I have SBMA, age 60, 75 percent disabled at this point. I guess we are fortunate that we do not die early from SBMA. However, one could conclude that experiencing the progression of ALS symptoms for 30-plus years is a mixed blessing. Perhaps … the Mayo Clinic doctor could re-think the … research, to better reflect the SBMA community’s situation. A useful statistic that could have been developed … to identify the seriousness of the SBMA experience [might be] the level of disability at death. Another may be the percentage of patients with a given level of disability, at a given age, with a given marker score (CAG repeats) … Hopefully we will come to understand that SBMA is not such a big deal, as your article implies!

Bob Heitzman
San Luis Obispo, Calif.

Editor’s note: Quest’s "Research Updates" reports on reputable research into diseases covered by MDA, regardless of the findings. The Mayo Clinic SBMA study was first published in the scientific journal Neurology. Below is the response of the corresponding author to the concerns raised by the writers:

We acknowledge that the clinical experience in SBMA differs widely among those affected. Some remain minimally affected while others suffer substantial neurological deficits. We are not intending to minimize the substantial effects this disorder has on some.

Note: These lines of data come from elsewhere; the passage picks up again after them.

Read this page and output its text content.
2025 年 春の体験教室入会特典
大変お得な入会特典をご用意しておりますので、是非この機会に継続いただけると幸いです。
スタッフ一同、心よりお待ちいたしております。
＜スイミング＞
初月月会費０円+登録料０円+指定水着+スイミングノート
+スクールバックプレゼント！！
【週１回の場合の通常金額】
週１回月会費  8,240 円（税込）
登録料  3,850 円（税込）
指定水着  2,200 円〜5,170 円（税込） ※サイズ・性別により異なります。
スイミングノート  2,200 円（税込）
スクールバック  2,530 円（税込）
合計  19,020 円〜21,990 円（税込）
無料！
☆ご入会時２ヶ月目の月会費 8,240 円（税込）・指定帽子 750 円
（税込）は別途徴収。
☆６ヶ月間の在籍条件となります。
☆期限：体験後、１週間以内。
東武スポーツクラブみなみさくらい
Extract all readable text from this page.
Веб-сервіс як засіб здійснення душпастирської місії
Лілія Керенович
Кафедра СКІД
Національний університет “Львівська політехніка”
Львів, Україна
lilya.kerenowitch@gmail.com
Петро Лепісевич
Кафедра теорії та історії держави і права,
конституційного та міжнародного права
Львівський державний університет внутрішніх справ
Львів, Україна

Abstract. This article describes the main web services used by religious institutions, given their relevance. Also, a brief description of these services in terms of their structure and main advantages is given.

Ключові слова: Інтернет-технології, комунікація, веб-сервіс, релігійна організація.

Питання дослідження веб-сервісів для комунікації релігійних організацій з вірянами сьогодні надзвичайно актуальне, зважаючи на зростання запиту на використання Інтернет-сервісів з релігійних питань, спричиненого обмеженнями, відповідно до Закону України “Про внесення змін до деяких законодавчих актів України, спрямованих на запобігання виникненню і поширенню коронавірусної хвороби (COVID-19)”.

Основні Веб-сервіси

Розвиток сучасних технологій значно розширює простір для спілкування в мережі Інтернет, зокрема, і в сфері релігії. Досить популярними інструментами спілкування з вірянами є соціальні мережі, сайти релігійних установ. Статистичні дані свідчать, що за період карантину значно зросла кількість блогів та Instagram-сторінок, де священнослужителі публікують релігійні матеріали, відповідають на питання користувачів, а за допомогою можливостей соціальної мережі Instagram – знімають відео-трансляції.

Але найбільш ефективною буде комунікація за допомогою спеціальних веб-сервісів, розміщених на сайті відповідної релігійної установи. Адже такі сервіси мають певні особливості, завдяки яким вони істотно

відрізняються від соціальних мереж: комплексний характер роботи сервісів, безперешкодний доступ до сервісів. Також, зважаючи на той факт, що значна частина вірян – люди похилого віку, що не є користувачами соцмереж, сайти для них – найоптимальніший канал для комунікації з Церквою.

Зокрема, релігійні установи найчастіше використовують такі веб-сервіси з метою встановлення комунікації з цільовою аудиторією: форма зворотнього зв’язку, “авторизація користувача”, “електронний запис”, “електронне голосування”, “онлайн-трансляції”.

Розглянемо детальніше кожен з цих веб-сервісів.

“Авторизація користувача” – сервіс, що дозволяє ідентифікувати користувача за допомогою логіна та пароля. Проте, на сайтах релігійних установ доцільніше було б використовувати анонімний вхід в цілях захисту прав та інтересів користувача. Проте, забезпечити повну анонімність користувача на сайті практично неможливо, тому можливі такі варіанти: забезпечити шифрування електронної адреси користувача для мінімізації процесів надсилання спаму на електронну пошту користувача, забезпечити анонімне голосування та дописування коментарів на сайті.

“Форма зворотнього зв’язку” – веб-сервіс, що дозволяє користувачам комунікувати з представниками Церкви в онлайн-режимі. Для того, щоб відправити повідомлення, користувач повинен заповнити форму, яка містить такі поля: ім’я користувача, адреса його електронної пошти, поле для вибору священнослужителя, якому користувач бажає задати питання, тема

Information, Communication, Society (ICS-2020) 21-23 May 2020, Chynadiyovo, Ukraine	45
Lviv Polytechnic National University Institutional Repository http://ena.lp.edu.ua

Our study does demonstrate that overall survival is nearly as good as normal age-matched controls.

As mentioned, all our surviving patients had some disability and the range of disability was wide. However, many of the patients remained ambulatory and living independently with this diagnosis. There is no question that patients with SBMA suffer limitations that can be significant, particularly later in the disease. Our objective was not to discredit this fact, but rather to focus on the positive aspects of this neurodegenerative disorder, particularly in comparison to similar disorders such as ALS (which this condition is frequently mistaken for). I apologize if our paper has been distressing to some of those affected by SBMA.

Eric J. Sorenson, M.D.
Department of Neurology
Mayo Clinic

Rochester, Minn.

Thanks for the support

We would like to extend a warm and heartfelt thank you to all of the organizations and individuals that make the annual MDA summer camp possible. In particular, the Boucher Group continually supports families with neuromuscular diseases and plays an integral role in sending area children to MDA summer camp at no cost to our families in Southeastern Wisconsin.

The Boucher Group also extends their generosity to the parents of children at camp, hosting the annual “While the Kids are Away, the Parents will Play” Parents’ Night Out Party.

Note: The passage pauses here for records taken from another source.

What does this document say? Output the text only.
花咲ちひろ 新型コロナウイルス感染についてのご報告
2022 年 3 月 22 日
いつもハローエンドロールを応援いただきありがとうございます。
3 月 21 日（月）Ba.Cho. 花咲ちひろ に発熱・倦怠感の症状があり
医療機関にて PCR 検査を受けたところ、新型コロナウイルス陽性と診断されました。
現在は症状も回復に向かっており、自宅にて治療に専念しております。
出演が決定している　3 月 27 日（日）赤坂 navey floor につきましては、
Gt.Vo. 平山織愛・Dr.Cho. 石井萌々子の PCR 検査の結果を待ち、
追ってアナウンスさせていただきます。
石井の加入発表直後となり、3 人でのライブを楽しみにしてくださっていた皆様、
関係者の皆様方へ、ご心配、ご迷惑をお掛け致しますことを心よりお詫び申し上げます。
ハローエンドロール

On behalf of all of the area families supported by the Muscular Dystrophy Association, we thank the Boucher Group and the community for your continued assistance and generosity.

Tod & Patti Riebow (parents of Kyle)
West Allis, Wis.

Go gaming!

I just wanted to say how happy I was to see the cover of my newest Quest magazine, talking about online gaming!

I have CMT and play Everquest II. I have played for several years and my main character is currently level 80 — the highest you can achieve in game at the moment. I love that in game I can run, jump, fight or whatever.

Thank you so much for letting others know about this fun world that can indeed create lifelong real-life friendships!